Since the passage of these laws, our nation has evolved and come to understand that such thinking is not based in reality. Those who believe our nation can promise equality, yet practice discrimination, stubbornly refuse to recognize the contradiction that these laws pose to our nation’s ideals. Most Americans now recognize an enlarged meaning of equality and would accept a broad application of the equal protection clause that would make same sex marriages legal everywhere in the nation.
Polls increasingly indicate public sentiment favors marriage equality, as my election last November as California’s first openly gay member of Congress shows. I was not elected in the state’s liberal strongholds, such as San Francisco or Santa Monica, but in Riverside County, one of the areas that heavily supported Proposition 8 in 2008, adding to its narrow 2 percent passage statewide.
If given the opportunity, I believe voters would have reinstated same sex marriage in California last year, just as voters in Washington, Minnesota, Maine, and Maryland decided ballot measures that affirmed marriage equality. Moreover, beyond Republican Senator Rob Portman’s change of heart, Democratic Senators from red-states stepped forward in support of marriage equality, with Kay Hagen of North Carolina being the latest.
President Obama is fond of quoting Martin Luther King’s belief that the arc of history bends toward justice, but on the matter of marriage equality, the arc of which the President speaks has lately become an acceleration curve.

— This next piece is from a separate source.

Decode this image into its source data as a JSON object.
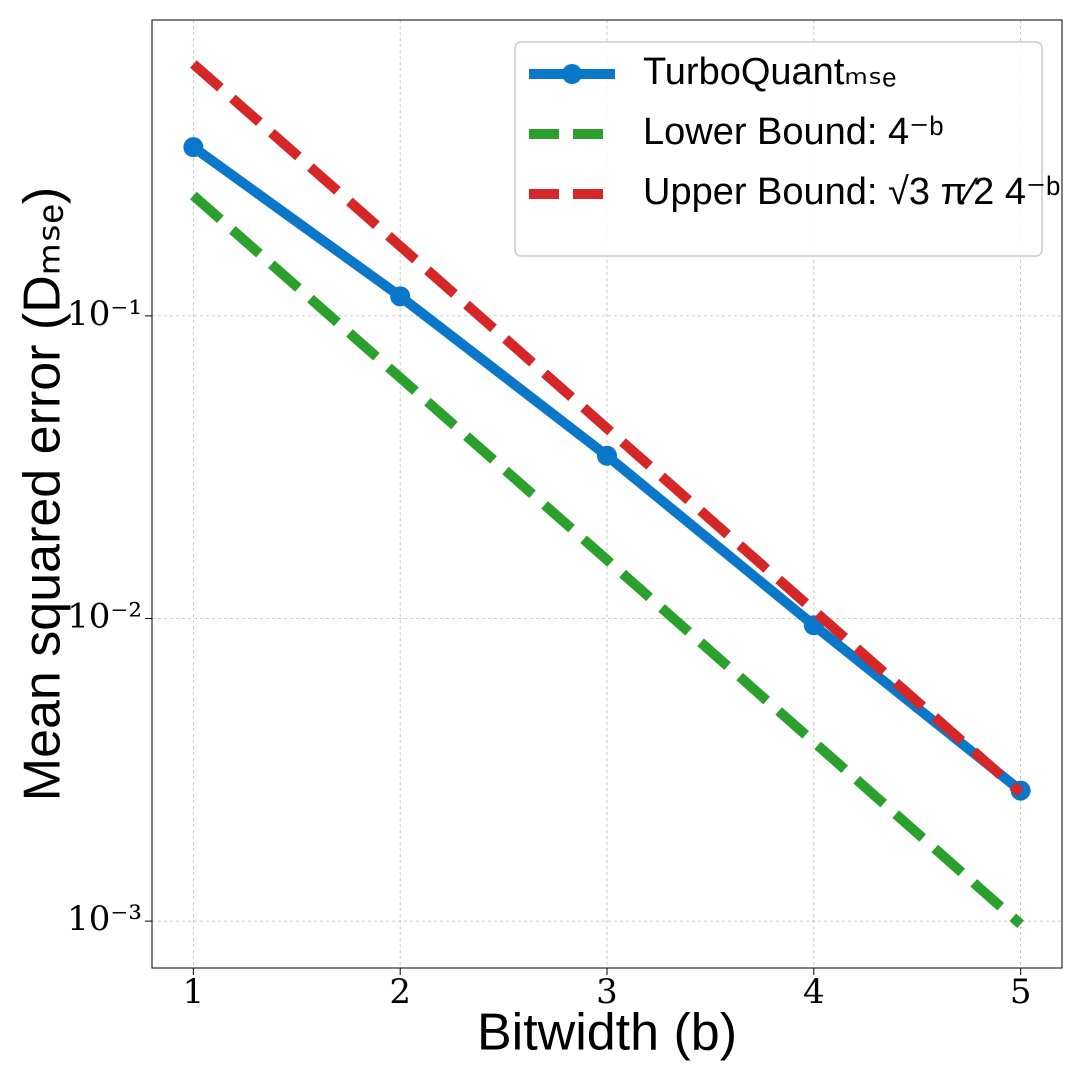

Not that the court should base its decision on public opinion, but rather it should muster the boldness to affirm what is constitutionally and morally right and not be so concerned with making an untimely decision that it fears the public will not accept. Sometimes the court leads public opinion, as in the case in which Chief Justice Earl Warren forged a unanimous decision in Brown v Board, a decision that President Eisenhower had to enforce with federal troops in Little Rock. The unanimity of the court and a cooperative president who enforced the decision compensated for large portions of mid 20th century America deeply gripped in racism.
In cases where the Supreme Court is unlikely to achieve unanimity, the question of a timely decision is relevant. Some pundits now speculate that many of the Justices are reticent to repeat a protracted backlash that accompanied the 5-4 Roe v. Wade decision and that is why they might shrink from making a 50 state solution decision regarding marriage equality.
The Windsor and Perry cases now before the court are unlikely to be decided unanimously, but even with a divided decision, the majority should be secure in acting boldly.
It is time for the Supreme Court to catch up with the people of this nation, and deem both of these discriminatory laws what they are and always have been – unconstitutional.
It’s time to overturn DOMA and Proposition 8, and allow the nation to accelerate towards justice. The people are ready. The Supreme Court will be ratifying a decision that has already been made in the court of public opinion.